He is gorgeous. I love the picture of him jumping towards the other GSD....with his tongue halfway out of his mouth -- reminds me of Minna jumping at Bacca (always so playful...she's lucky Sobacca doesn't get overly annoyed with her).


I read the other thread and I'm sorry you got the wrong dog, but he does look happy and he is gorgeous!


----------



## stacey_eight (Sep 20, 2010)

Oh my! Cyrus is a hottie! Congratulations....


----------



## GoSearchk9 (Oct 20, 2010)

LOL thanks  Training went well today. I think he is just going to get better and better. We are having to go back to the basics a little and retrain him but I think he will do just fine :fingerscrossed: We had to have an emergency pull over on the interstate on the way to practise because he decided he had to poop right then and right there :rofl: My poor car has been through quite an ordeal since I got him


----------



## BluePaws (Aug 19, 2010)

OH, my! He IS a gorgeous pup!! So glad things are working out so far!


----------



## GoSearchk9 (Oct 20, 2010)

Thanks :wub: agree lol


----------



## Wilhoit (May 17, 2010)

I was so sorry to read how badly you were treated on the other thread. It is so good to see the poor dog looking happy. You are obviously a good lady, so I know that whatever does/doesn't work out with the SAR, Cyrus will always be safe and well loved. It was a good thing you posted the other post, as it does seem to have helped resolve a nasty situation for you and the dog. It is also an awful warning for the rest of us who might think of obtaining a dog through a broker.


----------



## cindy_s (Jun 14, 2009)

He is so cute. I hope this turns out to be a very happy "accident".


----------



## GoSearchk9 (Oct 20, 2010)

Me too!!!!


----------



## CaseysGSD (Oct 15, 2010)

That's for sharing!! ADORABLE!!


----------



## Wilhoit (May 17, 2010)

He has such an adoring expression (1st, 2nd, and last pics)--he's obviously nuts about the photographer! Can't buy that type of devotion. Lucky you!


----------



## KZoppa (Aug 14, 2010)

GoSearchk9 said:


> THANK YOU!! I knew I was spelling it wrong...just had a brain fart :wild:!!! His eyes are amazing..they are a good indicator for when he gets amped up too because they get extremely dialated...crazy looking!! He is a blast..but I gotta say..it has been a WHILE since Ive had a shepherd puppy in my house..let alone a working line...wooooweeee is all I have to say LOL!!!!! He keeps me on my toes every step of the way . We have training bright and early in the morning. Very excited to see how he does, plus I think he can use the extra stimulation  Hes getting bored playing ball and going on runs. He needs a job!!!


 
lol no problem. I got A's and B's in english all through school and it drives me NUTS when i KNOW i'm spelling something wrong and still cant seem to get it right. I cant begin to tell you how often i use "I before E except after C". haha. I read malls and had this urge to go to the mall hehe! I'm glad training went well! sad you have to go back to basics but it works. I'm glad everyone is happy. I'm anxiously waiting for these next couple years to go by so i can seriously look at adding another puppy instead of just wishing! Looking forward to more pictures!!! I cant get over those eyes of his!! They're gorgoues! Definitely a gateway for sure.


----------



## KZoppa (Aug 14, 2010)

This is by far my favorite picture so far. That goofy totally adoring puppy expression.


----------



## BluePaws (Aug 19, 2010)

KZoppa said:


> This is by far my favorite picture so far. That goofy totally adoring puppy expression.

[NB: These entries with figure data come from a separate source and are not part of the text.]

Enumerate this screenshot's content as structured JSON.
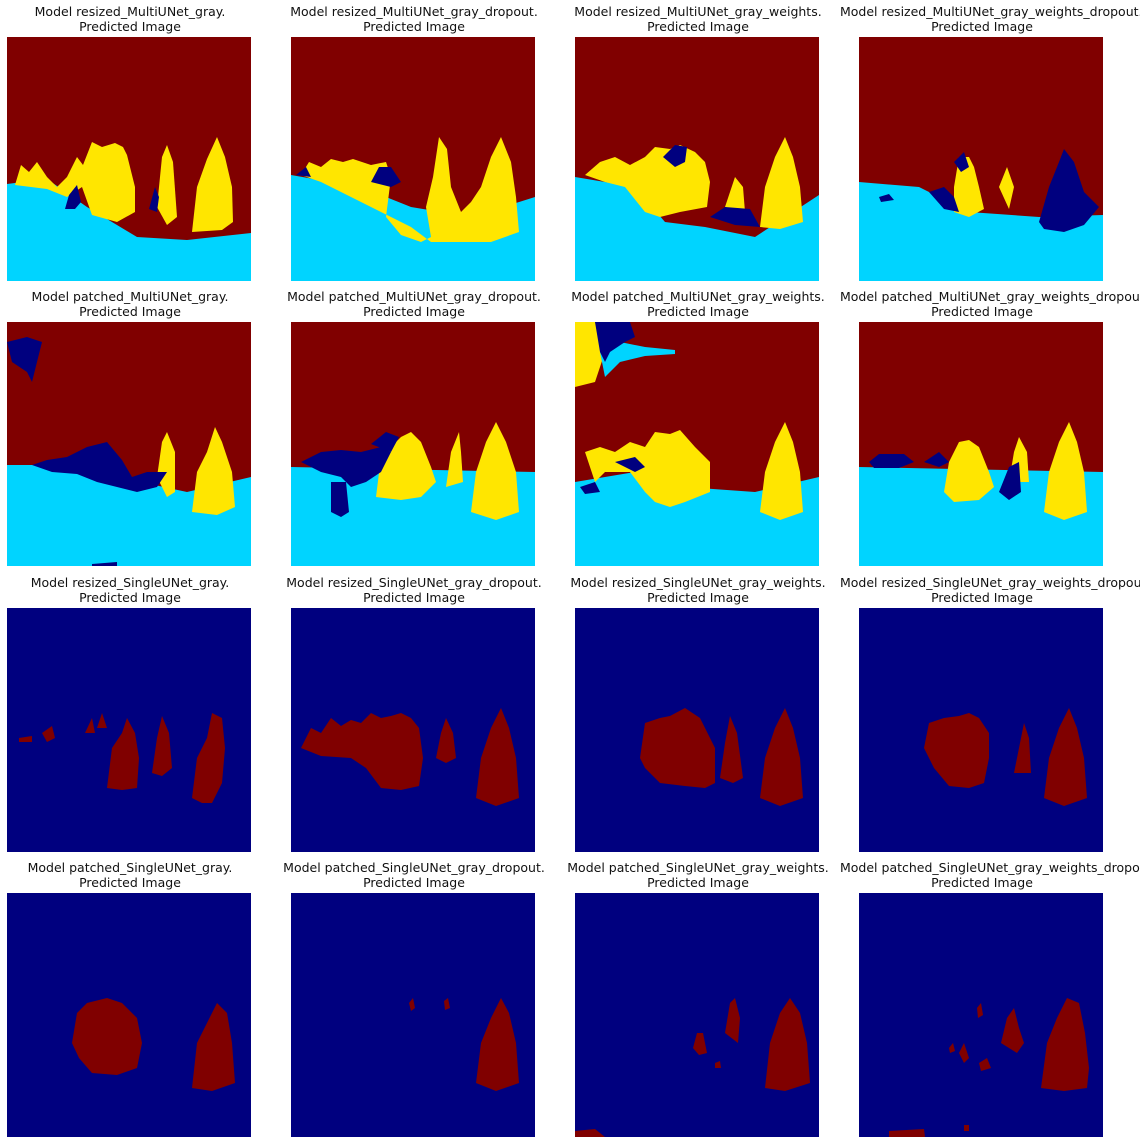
{
  "figure": {
    "subtitle": "Predicted Image",
    "colors": {
      "sky": "#800000",
      "water": "#00d4ff",
      "rock": "#ffe600",
      "other": "#00007f"
    },
    "panels": [
      {
        "title": "Model resized_MultiUNet_gray.",
        "kind": "multi",
        "variant": 0
      },
      {
        "title": "Model resized_MultiUNet_gray_dropout.",
        "kind": "multi",
        "variant": 1
      },
      {
        "title": "Model resized_MultiUNet_gray_weights.",
        "kind": "multi",
        "variant": 2
      },
      {
        "title": "Model resized_MultiUNet_gray_weights_dropout.",
        "kind": "multi",
        "variant": 3
      },
      {
        "title": "Model patched_MultiUNet_gray.",
        "kind": "multi",
        "variant": 4
      },
      {
        "title": "Model patched_MultiUNet_gray_dropout.",
        "kind": "multi",
        "variant": 5
      },
      {
        "title": "Model patched_MultiUNet_gray_weights.",
        "kind": "multi",
        "variant": 6
      },
      {
        "title": "Model patched_MultiUNet_gray_weights_dropout.",
        "kind": "multi",
        "variant": 7
      },
      {
        "title": "Model resized_SingleUNet_gray.",
        "kind": "single",
        "variant": 0
      },
      {
        "title": "Model resized_SingleUNet_gray_dropout.",
        "kind": "single",
        "variant": 1
      },
      {
        "title": "Model resized_SingleUNet_gray_weights.",
        "kind": "single",
        "variant": 2
      },
      {
        "title": "Model resized_SingleUNet_gray_weights_dropout.",
        "kind": "single",
        "variant": 3
      },
      {
        "title": "Model patched_SingleUNet_gray.",
        "kind": "single",
        "variant": 4
      },
      {
        "title": "Model patched_SingleUNet_gray_dropout.",
        "kind": "single",
        "variant": 5
      },
      {
        "title": "Model patched_SingleUNet_gray_weights.",
        "kind": "single",
        "variant": 6
      },
      {
        "title": "Model patched_SingleUNet_gray_weights_dropout.",
        "kind": "single",
        "variant": 7
      }
    ]
  }
}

Yep, I love it! With the tongue lolling out of the mouth, and the happy bright intelligent eyes, the picture says "I'm tired and happy, and still willing to do whatever you want me to do ... let's keep playing!"


----------



## Isabella (Apr 27, 2010)

cassadee7 said:


> Oh he looks really happy! You did right by him, even though right wasn't done by you. I hope he blesses your life immensely!
> 
> First of all - HE IS ABSOLUTELY GORGEOUS!! What a beautiful face!
> 
> Second, I tried searching your threads to find the post on what happened but I had no luck. All I know is you were sent the wrong dog??? Could you send me the link to the other thread - I'm interested in hearing what happened.


----------



## GoSearchk9 (Oct 20, 2010)

Isabella I sent you a PMThanks everyone so much. He does have BEAUTIFUL adoring eyes . Im working on JUST basic obedience right now. We aren't going to do any drive related work for quite a few weeks to see if we can get some of that bite bite bite attitude to go WAYYYY down. He's doing so much better in the house, really getting adjusted I think!! He's only had 2 accidents since I got him as well  What a smart boy. I have some pictures from training that I need to load. I will get them up ASAP


----------



## GoSearchk9 (Oct 20, 2010)

He already learned his name as well :wub:


----------



## Pattycakes (Sep 8, 2010)

Sounds like he is settling in very nicely.  Looking forward to the new pictures!


----------



## Smoktya (Jun 8, 2010)

I love your avatar picture. He almost looks like a deer jumping around


----------



## JustMeLeslie (Sep 15, 2010)

So glad you kept him.. Good name also. He is absolutely handsome!! You can just look at his happy face and see that you made the right decision. He is stunning!! Keep us all updated with his progress. Kallisto is a pretty girl. They both look happy!!


----------



## Stogey (Jun 29, 2010)

I'm so happy Cyrus is working out for you ... ! He's a great lookin lil guy !!! 
All things happen for a reason and it appears it's happened for the best of you both !!!  :laugh:


----------



## GoSearchk9 (Oct 20, 2010)

Thanks everyone! His obedience has been ROCKING this week. Ive noticed a huge difference in him already..although I think we are definetly going to be dealing with some SA. When I get home he literally busts out of the kennel and about knocks me over. We are working on calm arrivals and departures LOL!!!!! We dont have practise again until Wednesday so Im excited to see if there is any difference there. We are going to do a rubble walk that day as well to see how he likes the surface! Wish us luck


----------



## JakodaCD OA (May 14, 2000)

good luck with him, he sounds like he's just getting better and better !!! and it sounds like YOU are having FUN with him )) Love his enthusiasm


----------